Читаем Гончаров полностью

Обломову действительно предстоит испытать великие соблазны, выдержать суровые обвинения. Но он и сам еще не раз и не два явится лицом обвиняющим и критикующим. С помощью «нового» в романе обнажается беспомощность «старого». Но одновременно с этим «старое» ставит под сомнение нравственную состоятельность «нового». Критика патриархальной отсталости синхронна на протяжении всего романа критике самоцельного и самоупоенного практицизма, той вездесущей деловитости, которые несет с собою «новый» человек — «чистый» негоциант и международный турист Андрей Штольц.

В свое время у Аполлона Григорьева активный протест вызвала позиция Гончарова по отношению к Штольцу: автор якобы выставил своего «немца» едва ли не идеалом современного человека, а «идеал» этот, как приглядишься, выглядит пошловато, ходульно. (Штольц далеко не устраивал и Добролюбова, хотя знаменитое свое определение «обломовщина» критик позаимствовал именно у этого персонажа.)

Претензия А. Григорьева к романисту по поводу Штольца так же несправедлива, как и высказанная им в свое время претензия по поводу Петра Адуева. Как в одном, так и в другом случае Гончаров ни в коей мере не идеализирует «дельного» человека. Наружная обаятельность романного Штольца не должна вводить нас в заблуждение. Этот персонаж так и задуман автором, чтобы на поверхности действия все время оставаться ему выигрышно привлекательной фигурой, этаким отовсюду правильным «молодцом».

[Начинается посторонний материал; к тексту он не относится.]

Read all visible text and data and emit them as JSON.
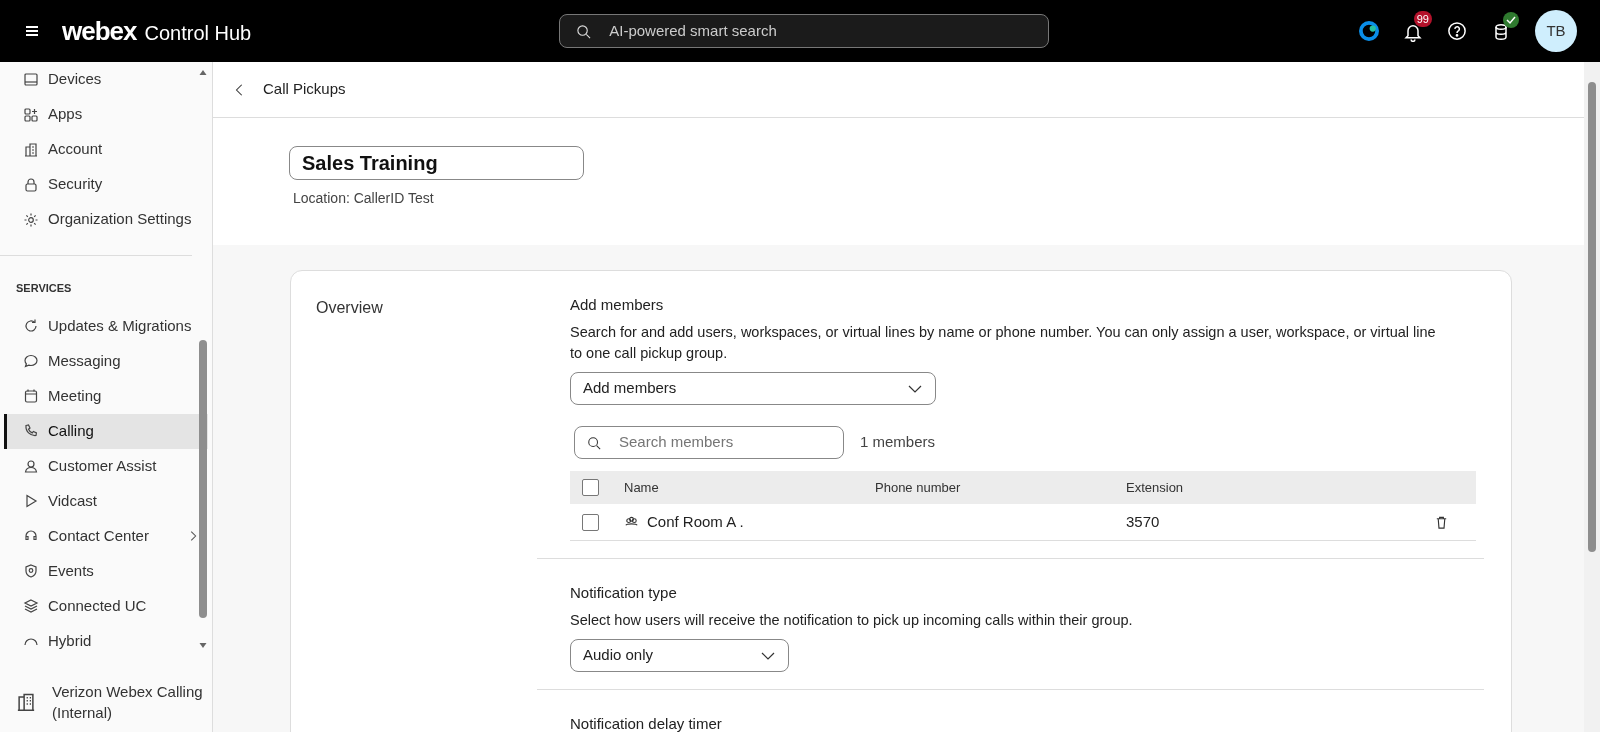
{
  "header": {
    "brand": "webex",
    "product": "Control Hub",
    "search": {
      "placeholder": "AI-powered smart search"
    },
    "notifications": "99",
    "avatar": "TB"
  },
  "sidebar": {
    "items": [
      {
        "label": "Devices",
        "selected": false,
        "has_submenu": false
      },
      {
        "label": "Apps",
        "selected": false,
        "has_submenu": false
      },
      {
        "label": "Account",
        "selected": false,
        "has_submenu": false
      },
      {
        "label": "Security",
        "selected": false,
        "has_submenu": false
      },
      {
        "label": "Organization Settings",
        "selected": false,
        "has_submenu": false
      }
    ],
    "services": {
      "title": "SERVICES",
      "items": [
        {
          "label": "Updates & Migrations",
          "selected": false,
          "has_submenu": false
        },
        {
          "label": "Messaging",
          "selected": false,
          "has_submenu": false
        },
        {
          "label": "Meeting",
          "selected": false,
          "has_submenu": false
        },
        {
          "label": "Calling",
          "selected": true,
          "has_submenu": false
        },
        {
          "label": "Customer Assist",
          "selected": false,
          "has_submenu": false
        },
        {
          "label": "Vidcast",
          "selected": false,
          "has_submenu": false
        },
        {
          "label": "Contact Center",
          "selected": false,
          "has_submenu": true
        },
        {
          "label": "Events",
          "selected": false,
          "has_submenu": false
        },
        {
          "label": "Connected UC",
          "selected": false,
          "has_submenu": false
        },
        {
          "label": "Hybrid",
          "selected": false,
          "has_submenu": false
        }
      ]
    },
    "organization": "Verizon Webex Calling (Internal)"
  },
  "breadcrumb": "Call Pickups",
  "title": {
    "value": "Sales Training"
  },
  "location": "Location: CallerID Test",
  "card": {
    "label": "Overview",
    "add_members": {
      "title": "Add members",
      "description": "Search for and add users, workspaces, or virtual lines by name or phone number. You can only assign a user, workspace, or virtual line to one call pickup group.",
      "dropdown": "Add members",
      "search": {
        "placeholder": "Search members"
      },
      "count": "1 members",
      "table": {
        "all_checked": false,
        "columns": [
          "Name",
          "Phone number",
          "Extension"
        ],
        "rows": [
          {
            "name": "Conf Room A .",
            "extension": "3570",
            "checked": false
          }
        ]
      }
    },
    "notification_type": {
      "title": "Notification type",
      "description": "Select how users will receive the notification to pick up incoming calls within their group.",
      "dropdown": "Audio only"
    },
    "notification_delay": {
      "title": "Notification delay timer"
    }
  }
}
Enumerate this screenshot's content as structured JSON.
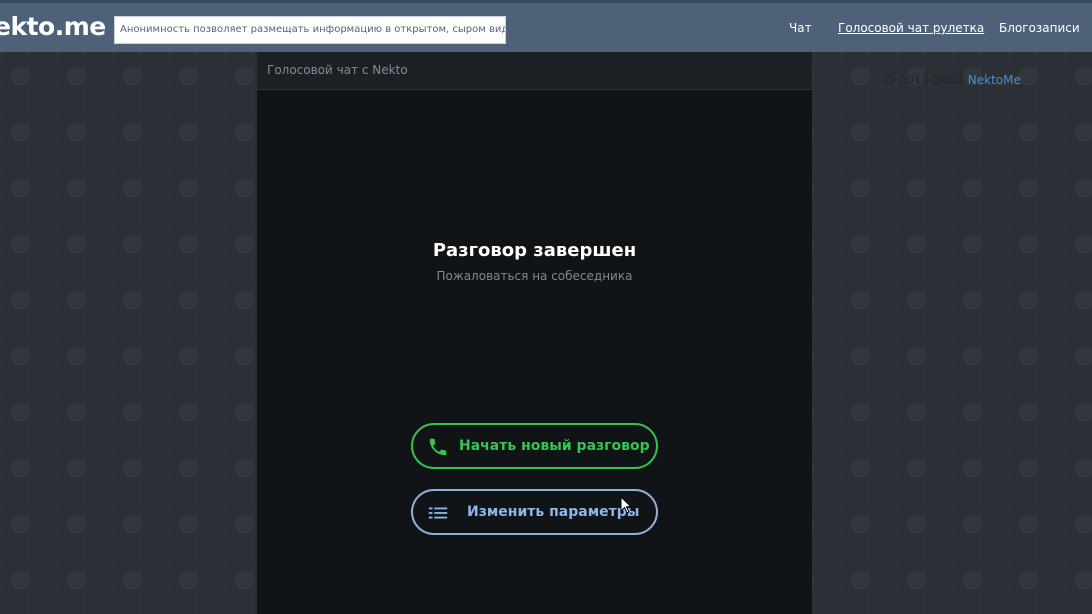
{
  "header": {
    "logo": "ekto.me",
    "slogan": "Анонимность позволяет размещать информацию в открытом, сыром виде!",
    "nav": [
      {
        "label": "Чат"
      },
      {
        "label": "Голосовой чат рулетка"
      },
      {
        "label": "Блогозаписи"
      }
    ]
  },
  "sidebar": {
    "copyright_prefix": "© 2011-2022",
    "copyright_brand": "NektoMe"
  },
  "panel": {
    "title": "Голосовой чат с Nekto",
    "status_title": "Разговор завершен",
    "complain_link": "Пожаловаться на собеседника",
    "new_chat_button": "Начать новый разговор",
    "change_params_button": "Изменить параметры"
  },
  "colors": {
    "header_bg": "#4e6178",
    "panel_bg": "#111417",
    "accent_green": "#33c24d",
    "accent_blue": "#8fb0d8",
    "link_blue": "#4a8fd6"
  },
  "icons": {
    "new_chat": "phone-icon",
    "change_params": "menu-icon"
  }
}
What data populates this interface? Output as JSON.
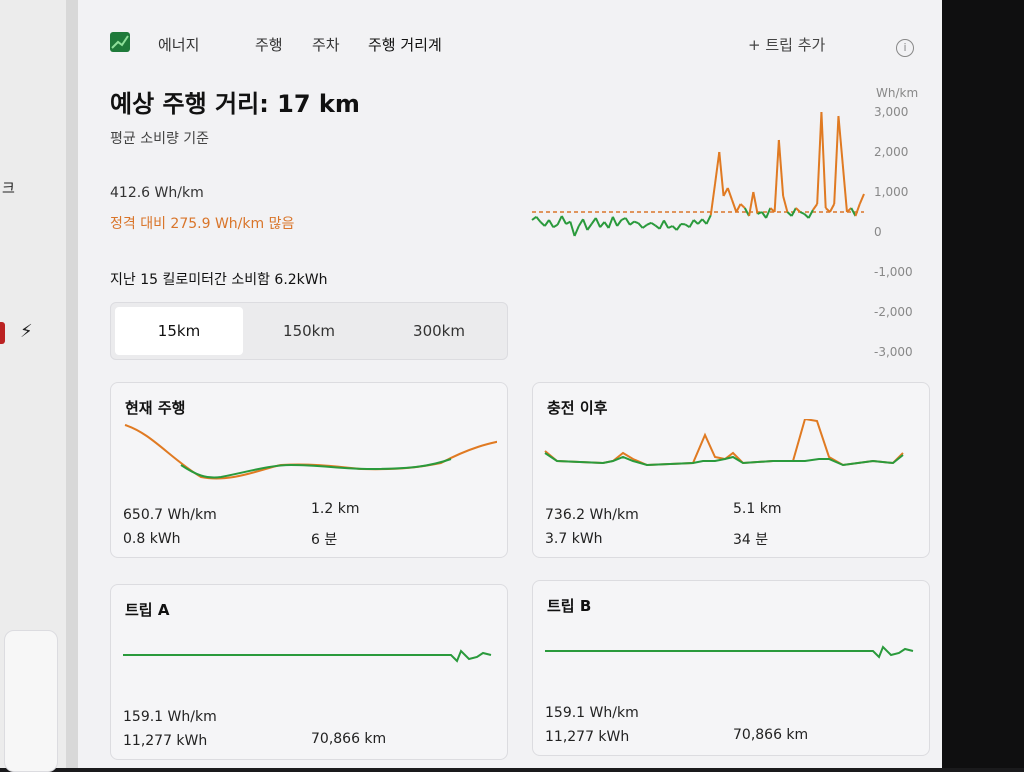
{
  "left_strip": {
    "fragment": "크",
    "bolt": "⚡"
  },
  "header": {
    "title": "에너지",
    "tabs": [
      "주행",
      "주차",
      "주행 거리계"
    ],
    "add_trip": "+ 트립 추가",
    "info": "i"
  },
  "summary": {
    "range_title": "예상 주행 거리: 17 km",
    "range_sub": "평균 소비량 기준",
    "avg": "412.6 Wh/km",
    "over": "정격 대비 275.9 Wh/km 많음",
    "last_used": "지난 15 킬로미터간 소비함 6.2kWh"
  },
  "segment": {
    "options": [
      "15km",
      "150km",
      "300km"
    ],
    "selected": "15km"
  },
  "colors": {
    "green": "#2a9a3c",
    "orange": "#e07a22",
    "bg": "#f2f2f4"
  },
  "chart_data": {
    "type": "line",
    "ylabel": "Wh/km",
    "ylim": [
      -3000,
      3000
    ],
    "ticks": [
      "3,000",
      "2,000",
      "1,000",
      "0",
      "-1,000",
      "-2,000",
      "-3,000"
    ],
    "reference": 500,
    "values": [
      300,
      380,
      250,
      150,
      300,
      120,
      180,
      400,
      200,
      260,
      -100,
      150,
      320,
      50,
      200,
      350,
      120,
      250,
      100,
      380,
      150,
      300,
      350,
      180,
      260,
      220,
      100,
      180,
      230,
      160,
      80,
      290,
      100,
      150,
      50,
      200,
      190,
      120,
      300,
      200,
      320,
      200,
      420,
      1200,
      2000,
      900,
      1100,
      800,
      500,
      700,
      600,
      400,
      1000,
      450,
      500,
      350,
      600,
      500,
      2300,
      900,
      500,
      400,
      600,
      500,
      450,
      350,
      550,
      700,
      3000,
      600,
      500,
      700,
      2900,
      1700,
      500,
      600,
      400,
      700,
      950
    ]
  },
  "cards": {
    "current": {
      "title": "현재 주행",
      "wh": "650.7 Wh/km",
      "kwh": "0.8 kWh",
      "dist": "1.2 km",
      "time": "6 분"
    },
    "charge": {
      "title": "충전 이후",
      "wh": "736.2 Wh/km",
      "kwh": "3.7 kWh",
      "dist": "5.1 km",
      "time": "34 분"
    },
    "trip_a": {
      "title": "트립 A",
      "wh": "159.1 Wh/km",
      "kwh": "11,277 kWh",
      "dist": "70,866 km"
    },
    "trip_b": {
      "title": "트립 B",
      "wh": "159.1 Wh/km",
      "kwh": "11,277 kWh",
      "dist": "70,866 km"
    }
  }
}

Но лишь на поверхности. Характерен разговор двух героев романа, состоявшийся после того, как Штольц решительно вытащил Обломова «в свет». Раздражение Ильи Ильича от всего увиденного и услышанного настолько велико, что в нем снова пробуждается критик, причем помимо своей воли метит он иногда прямо в Штольца: «…вечная беготня взапуски, вечная игра дрянных страстишек, особенно жадности, перебиванья друг у друга дороги, сплетни, пересуды, щелчки друг другу, это оглядывание с ног до головы; послушаешь, о чем говорят, так голова закружится, одуреешь. Кажется, люди на взгляд такие умные, с таким достоинством на лице; только и слышишь: «Этому дали то, тот получил аренду». — «Помилуйте, за что?» — кричит кто-нибудь. «Этот проигрался вчера в клубе; тот берет триста тысяч!» Скука, скука, скука!.. Где же тут человек? Где его целость? Куда он скрылся, как разменялся на всякую мелочь?» (Курсив наш. — Ю. Л.)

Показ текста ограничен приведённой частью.